In tempi molto brevi, cioè ad ottobre scorso, la Procura aveva chiesto ed ottenuto il giudizio immediato e nove dei dieci imputati avevano quindi optato per riti alternativi, al fine di ottenere sconti di pena in caso di condanna. L'unico che ha scelto il dibattimento è Crescenzo De Stasio, amministratore della Siram. Altri cinque sono attualmente sotto processo con l'abbreviato: oltre a Candela, si tratta di Fabio Damiani (manager dell'Asp di Trapani, nonché responsabile della Centrale unica per l'affidamento degli appalti), un presunto faccendiere di Candela, Giuseppe Taibbi, e gli imprenditori Salvatore Navarra (Pfe Spa), Francesco Zanzi (Tecnologie Sanitarie) e Angelo Montisanti (Siram, ma anche amministratore della Sei Energia Scarl). A loro si aggiungeranno anche Manganaro e Satta.

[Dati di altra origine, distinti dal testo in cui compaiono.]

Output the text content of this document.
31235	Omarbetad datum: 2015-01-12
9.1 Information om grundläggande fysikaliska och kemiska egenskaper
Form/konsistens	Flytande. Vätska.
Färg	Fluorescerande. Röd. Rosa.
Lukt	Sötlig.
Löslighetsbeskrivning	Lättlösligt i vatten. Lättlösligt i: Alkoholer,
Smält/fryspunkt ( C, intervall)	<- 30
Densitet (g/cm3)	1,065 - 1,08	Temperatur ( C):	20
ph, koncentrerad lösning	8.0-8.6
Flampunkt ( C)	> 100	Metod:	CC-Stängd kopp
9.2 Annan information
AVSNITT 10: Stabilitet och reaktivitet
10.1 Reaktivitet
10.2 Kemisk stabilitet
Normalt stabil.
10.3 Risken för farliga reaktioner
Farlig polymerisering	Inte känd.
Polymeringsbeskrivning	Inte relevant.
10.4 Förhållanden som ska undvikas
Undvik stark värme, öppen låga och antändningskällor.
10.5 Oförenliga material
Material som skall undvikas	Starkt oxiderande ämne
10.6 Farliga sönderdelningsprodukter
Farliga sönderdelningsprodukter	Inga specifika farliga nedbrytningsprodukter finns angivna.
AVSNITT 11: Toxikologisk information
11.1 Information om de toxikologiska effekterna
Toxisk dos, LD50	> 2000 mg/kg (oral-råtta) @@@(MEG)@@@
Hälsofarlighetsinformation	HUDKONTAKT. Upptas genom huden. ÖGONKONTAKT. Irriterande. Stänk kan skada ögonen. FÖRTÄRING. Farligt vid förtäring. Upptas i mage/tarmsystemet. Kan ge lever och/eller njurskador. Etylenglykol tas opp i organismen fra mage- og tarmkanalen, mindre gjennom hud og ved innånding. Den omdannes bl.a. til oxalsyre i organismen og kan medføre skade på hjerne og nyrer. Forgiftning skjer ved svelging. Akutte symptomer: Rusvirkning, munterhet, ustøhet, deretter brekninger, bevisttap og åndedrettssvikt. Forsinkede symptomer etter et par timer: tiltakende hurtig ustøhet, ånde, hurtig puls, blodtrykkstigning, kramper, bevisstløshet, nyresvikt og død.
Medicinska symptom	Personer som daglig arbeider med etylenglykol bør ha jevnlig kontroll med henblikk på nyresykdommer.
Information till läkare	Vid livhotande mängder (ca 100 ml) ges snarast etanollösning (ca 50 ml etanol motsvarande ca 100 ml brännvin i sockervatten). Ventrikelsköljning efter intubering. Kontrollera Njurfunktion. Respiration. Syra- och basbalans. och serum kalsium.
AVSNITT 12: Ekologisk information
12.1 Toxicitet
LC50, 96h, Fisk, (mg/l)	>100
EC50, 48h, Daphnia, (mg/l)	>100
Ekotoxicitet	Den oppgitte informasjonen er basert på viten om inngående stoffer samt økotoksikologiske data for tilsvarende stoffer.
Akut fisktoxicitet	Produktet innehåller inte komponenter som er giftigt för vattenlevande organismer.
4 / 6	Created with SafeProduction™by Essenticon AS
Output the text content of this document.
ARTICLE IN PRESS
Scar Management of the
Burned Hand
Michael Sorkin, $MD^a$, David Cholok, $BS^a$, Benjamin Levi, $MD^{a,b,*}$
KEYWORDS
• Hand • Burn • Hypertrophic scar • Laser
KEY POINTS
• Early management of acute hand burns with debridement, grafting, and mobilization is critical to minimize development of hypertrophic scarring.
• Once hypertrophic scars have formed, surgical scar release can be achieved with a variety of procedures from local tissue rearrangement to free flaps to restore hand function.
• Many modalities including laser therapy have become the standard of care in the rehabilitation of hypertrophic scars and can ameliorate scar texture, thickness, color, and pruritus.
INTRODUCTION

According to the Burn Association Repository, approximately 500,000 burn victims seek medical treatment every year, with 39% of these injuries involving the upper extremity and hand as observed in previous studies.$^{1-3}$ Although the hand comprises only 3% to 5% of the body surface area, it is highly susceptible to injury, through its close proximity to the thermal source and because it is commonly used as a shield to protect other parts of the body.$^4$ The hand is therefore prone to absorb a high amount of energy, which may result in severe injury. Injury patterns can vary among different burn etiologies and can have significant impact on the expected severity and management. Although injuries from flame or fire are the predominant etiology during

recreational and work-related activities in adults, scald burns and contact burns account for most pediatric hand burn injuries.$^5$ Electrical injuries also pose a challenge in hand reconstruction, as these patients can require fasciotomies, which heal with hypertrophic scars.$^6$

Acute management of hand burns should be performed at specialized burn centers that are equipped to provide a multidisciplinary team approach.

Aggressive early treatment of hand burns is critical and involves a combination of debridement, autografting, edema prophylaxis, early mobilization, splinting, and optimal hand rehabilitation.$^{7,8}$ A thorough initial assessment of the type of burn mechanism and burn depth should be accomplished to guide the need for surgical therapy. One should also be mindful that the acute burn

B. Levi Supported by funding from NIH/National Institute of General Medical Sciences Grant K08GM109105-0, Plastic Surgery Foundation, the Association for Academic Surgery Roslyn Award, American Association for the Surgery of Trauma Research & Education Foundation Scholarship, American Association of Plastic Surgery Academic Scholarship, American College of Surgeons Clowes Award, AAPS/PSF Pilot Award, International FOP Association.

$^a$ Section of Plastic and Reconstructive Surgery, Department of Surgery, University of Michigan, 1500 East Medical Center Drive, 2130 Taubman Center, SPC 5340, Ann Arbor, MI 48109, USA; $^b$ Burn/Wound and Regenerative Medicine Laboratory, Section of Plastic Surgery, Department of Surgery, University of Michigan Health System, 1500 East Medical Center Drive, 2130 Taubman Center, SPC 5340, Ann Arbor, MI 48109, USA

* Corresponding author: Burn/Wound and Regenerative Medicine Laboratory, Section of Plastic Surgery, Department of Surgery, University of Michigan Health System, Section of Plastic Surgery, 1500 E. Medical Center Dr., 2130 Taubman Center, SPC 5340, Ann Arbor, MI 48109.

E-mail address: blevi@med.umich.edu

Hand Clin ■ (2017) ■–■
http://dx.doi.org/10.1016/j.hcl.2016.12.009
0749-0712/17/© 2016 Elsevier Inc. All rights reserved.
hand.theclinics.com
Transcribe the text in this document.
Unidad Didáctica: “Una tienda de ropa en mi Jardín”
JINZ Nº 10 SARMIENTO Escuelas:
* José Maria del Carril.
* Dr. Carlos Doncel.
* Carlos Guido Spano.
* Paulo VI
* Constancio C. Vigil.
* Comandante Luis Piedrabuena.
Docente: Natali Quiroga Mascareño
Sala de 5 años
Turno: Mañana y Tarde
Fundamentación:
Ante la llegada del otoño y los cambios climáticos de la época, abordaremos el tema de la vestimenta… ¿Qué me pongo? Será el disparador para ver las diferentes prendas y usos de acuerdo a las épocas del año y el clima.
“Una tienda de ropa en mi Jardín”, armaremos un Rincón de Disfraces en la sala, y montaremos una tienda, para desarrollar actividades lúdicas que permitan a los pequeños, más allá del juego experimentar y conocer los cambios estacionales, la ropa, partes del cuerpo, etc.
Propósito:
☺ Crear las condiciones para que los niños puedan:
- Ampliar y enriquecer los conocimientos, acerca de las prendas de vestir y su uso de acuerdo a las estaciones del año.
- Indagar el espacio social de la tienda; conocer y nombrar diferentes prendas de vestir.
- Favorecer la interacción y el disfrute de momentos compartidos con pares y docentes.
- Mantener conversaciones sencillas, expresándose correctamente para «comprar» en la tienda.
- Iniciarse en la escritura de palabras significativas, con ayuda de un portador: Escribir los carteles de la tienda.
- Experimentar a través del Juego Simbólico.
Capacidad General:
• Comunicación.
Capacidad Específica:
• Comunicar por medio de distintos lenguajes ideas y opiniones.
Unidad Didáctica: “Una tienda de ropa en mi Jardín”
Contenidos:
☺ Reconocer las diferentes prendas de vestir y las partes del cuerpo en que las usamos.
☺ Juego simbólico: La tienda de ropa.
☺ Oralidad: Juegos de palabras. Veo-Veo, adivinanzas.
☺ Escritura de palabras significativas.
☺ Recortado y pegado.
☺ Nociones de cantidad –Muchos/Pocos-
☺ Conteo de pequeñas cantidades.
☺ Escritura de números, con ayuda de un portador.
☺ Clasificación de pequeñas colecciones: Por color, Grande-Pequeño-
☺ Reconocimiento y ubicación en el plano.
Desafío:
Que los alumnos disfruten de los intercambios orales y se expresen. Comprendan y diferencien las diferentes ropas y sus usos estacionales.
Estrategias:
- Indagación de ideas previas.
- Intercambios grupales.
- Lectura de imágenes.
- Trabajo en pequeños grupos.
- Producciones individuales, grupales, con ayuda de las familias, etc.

Turola, che oggi è stato condannato, avrebbe tra l'altro anche fatto da tramite tra Damiani e Guglielmo Miccichè, fratello del presidente dell'Ars, Gianfranco, per agevolare la sua nomina a capo dell'Asp di Trapani. Ma erano state anche intercettate le conversazioni di Candela in cui con Taibbi sarebbe stato progettato un'operazione di dossieraggio nei confronti di vari personaggi del mondo della sanità siciliana, da recapitare agli allora vicepremier Matteo Salvini e Luigi Di Maio, oltre che ai giornali.